A bajulação pra Collor... https://youtu.be/N2hnO2vtRBo aniversário.... em 1992... detalhe... foi em agosto.. na porta do impeachment....
Collor nasceu dia 12/8...
"mas nunca gostei do fato de minha mãe nos obrigar a assistir toda a programação de domingo da TVS e, mais tarde, do SBT. Era proibido mudar de canal. Era Igreja de manhã, Sílvio Santos à tarde, Igreja à noite, Sílvio Santos de novo até a hora de dormir. Isso por anos e anos e anos.

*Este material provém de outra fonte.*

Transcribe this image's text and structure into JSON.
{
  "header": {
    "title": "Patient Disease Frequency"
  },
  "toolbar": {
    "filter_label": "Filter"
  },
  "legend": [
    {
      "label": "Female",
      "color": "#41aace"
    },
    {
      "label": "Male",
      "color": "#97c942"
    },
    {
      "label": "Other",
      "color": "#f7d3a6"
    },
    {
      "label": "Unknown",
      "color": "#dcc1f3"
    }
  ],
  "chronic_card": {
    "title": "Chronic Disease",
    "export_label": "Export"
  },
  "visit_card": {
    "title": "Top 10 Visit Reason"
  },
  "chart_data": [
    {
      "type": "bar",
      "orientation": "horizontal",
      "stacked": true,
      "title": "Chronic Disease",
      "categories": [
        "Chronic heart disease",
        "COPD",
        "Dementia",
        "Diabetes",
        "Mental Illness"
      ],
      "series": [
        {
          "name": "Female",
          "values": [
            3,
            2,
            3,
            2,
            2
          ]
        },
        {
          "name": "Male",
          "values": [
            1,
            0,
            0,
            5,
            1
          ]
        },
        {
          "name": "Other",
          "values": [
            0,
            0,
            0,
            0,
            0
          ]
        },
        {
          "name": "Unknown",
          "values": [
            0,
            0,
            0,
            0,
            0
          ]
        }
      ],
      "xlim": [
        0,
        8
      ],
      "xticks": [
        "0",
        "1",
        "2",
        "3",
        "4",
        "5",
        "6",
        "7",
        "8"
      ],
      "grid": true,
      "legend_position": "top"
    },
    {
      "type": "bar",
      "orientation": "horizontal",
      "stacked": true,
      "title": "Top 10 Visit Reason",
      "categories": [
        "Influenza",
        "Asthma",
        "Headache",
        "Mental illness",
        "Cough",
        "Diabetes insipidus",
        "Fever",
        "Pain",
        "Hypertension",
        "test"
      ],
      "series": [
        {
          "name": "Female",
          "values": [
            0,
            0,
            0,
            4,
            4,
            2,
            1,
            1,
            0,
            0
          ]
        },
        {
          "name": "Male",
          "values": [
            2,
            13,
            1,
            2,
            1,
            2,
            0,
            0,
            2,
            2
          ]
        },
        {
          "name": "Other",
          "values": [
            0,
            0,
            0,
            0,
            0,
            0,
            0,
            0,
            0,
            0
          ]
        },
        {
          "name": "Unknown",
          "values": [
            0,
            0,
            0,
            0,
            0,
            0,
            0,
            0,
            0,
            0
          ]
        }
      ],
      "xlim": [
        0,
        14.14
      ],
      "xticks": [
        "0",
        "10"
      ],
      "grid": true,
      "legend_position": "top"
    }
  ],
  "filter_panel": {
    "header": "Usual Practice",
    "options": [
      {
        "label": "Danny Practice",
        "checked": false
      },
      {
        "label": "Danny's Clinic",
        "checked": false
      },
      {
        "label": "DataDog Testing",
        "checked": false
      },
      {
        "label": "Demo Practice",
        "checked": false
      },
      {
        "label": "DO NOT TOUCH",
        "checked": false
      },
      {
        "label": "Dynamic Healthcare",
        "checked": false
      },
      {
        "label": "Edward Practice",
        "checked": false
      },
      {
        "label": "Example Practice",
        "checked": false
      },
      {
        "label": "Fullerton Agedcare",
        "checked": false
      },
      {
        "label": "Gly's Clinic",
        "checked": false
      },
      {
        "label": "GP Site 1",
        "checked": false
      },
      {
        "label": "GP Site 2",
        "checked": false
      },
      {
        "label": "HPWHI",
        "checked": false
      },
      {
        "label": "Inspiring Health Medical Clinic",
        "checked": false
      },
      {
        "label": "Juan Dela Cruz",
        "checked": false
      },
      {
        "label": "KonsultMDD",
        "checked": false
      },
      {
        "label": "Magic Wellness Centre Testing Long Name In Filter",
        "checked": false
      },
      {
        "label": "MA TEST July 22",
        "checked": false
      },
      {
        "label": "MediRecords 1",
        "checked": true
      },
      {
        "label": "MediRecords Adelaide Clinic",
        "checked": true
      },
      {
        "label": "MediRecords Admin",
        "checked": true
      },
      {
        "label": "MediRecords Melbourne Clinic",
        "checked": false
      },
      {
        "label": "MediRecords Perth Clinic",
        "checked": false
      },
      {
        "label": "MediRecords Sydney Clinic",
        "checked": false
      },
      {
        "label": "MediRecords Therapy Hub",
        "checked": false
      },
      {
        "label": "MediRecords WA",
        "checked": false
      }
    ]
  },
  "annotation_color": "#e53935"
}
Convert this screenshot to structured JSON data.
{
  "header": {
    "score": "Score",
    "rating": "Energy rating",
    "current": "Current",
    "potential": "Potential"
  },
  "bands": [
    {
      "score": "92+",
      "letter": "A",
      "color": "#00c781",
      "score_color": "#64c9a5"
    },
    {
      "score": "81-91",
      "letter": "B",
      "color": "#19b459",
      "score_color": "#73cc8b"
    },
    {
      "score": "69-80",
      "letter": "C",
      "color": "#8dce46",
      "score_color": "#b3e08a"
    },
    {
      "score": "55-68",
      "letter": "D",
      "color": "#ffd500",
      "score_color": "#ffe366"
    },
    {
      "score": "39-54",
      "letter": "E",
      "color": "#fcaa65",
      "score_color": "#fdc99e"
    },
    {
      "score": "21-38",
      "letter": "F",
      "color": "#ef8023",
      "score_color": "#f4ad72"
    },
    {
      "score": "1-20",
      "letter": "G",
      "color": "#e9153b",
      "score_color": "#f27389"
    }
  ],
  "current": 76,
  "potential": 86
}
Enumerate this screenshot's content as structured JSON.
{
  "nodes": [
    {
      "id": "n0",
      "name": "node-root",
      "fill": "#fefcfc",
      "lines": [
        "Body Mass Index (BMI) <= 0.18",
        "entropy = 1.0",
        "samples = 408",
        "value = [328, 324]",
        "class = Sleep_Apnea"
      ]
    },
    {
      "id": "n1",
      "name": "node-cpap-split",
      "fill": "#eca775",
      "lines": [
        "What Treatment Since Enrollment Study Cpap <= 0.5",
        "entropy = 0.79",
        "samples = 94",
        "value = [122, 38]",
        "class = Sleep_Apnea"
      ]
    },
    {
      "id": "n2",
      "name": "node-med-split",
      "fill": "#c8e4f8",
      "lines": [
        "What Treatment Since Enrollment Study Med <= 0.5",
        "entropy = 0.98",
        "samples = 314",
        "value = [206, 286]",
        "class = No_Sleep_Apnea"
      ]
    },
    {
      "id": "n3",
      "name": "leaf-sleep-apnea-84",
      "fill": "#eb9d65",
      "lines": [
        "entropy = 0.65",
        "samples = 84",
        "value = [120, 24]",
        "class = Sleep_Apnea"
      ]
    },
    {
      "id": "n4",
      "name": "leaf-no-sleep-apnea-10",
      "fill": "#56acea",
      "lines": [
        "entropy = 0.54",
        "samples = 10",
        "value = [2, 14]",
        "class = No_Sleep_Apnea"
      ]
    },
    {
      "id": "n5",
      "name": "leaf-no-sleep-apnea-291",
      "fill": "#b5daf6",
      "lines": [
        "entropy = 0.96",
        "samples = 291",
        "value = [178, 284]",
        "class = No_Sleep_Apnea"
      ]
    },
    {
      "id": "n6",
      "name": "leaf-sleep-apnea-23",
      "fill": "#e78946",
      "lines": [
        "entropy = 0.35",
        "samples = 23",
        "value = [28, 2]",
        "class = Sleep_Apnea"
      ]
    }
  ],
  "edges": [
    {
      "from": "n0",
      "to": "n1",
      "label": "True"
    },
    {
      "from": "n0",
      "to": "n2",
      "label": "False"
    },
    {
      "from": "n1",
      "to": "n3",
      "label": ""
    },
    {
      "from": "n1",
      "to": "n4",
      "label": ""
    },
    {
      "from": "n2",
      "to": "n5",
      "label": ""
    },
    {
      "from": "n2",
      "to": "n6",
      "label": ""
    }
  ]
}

Como minha mãe considerava como ritual obrigatório familiar "
Isso foi uma postura autoritária... lamentável isso....
" graças a Sílvio Santos que eu assisti muitos animes. "... reconheço esse feito dele... inclusive também assisti ! ... exemplo Street Fighter Victory... Dragon Ball. etc.
"as novelas e o Jornal Nacional eram inegociáveis para os meus pais" época da TV tinha essa chatice... pessoal tinha que disputar a TV... isso era um saco.. ainda bem que a internet, streaming etc surgiram e acabou com essa situação complicada...
"além de um malandro que fez de tudo para conseguir ser o empresário de sucesso que foi. "
Dizem que ele passou perna em Manoel de Nóbrega (pai de Carlos Alberto)...
Repare que hoje ... a TV aberta quase não atrai ninguém mais...
Ótimo texto sobre essa grande figura da telecomunicação brasileira. Por ser bem mais novo que você (pelo que parecekkkk), creci com um Silvio bem mais comedido e pouco interessante para uma criança entre 7 e 11 anos, momento em que mais me recordo de ter contato com a programação do SBT na casa da minha avó. O que mais tive familiaridade foram suas polêmicas e episódios de preconceito no fim da vida, então quando recebi a notícia, não pude ligar menos...
Apesar desse desprendimento emocional, ver textos como os seus me faz lembrar como esses empresários da televisão podem ser figuras multifacetadas, principalmente para os que creceram os assistindo. Novamente, um execelente texto. Decobri o Blog esta manhã e sem dúvidas seguirei acompanhando.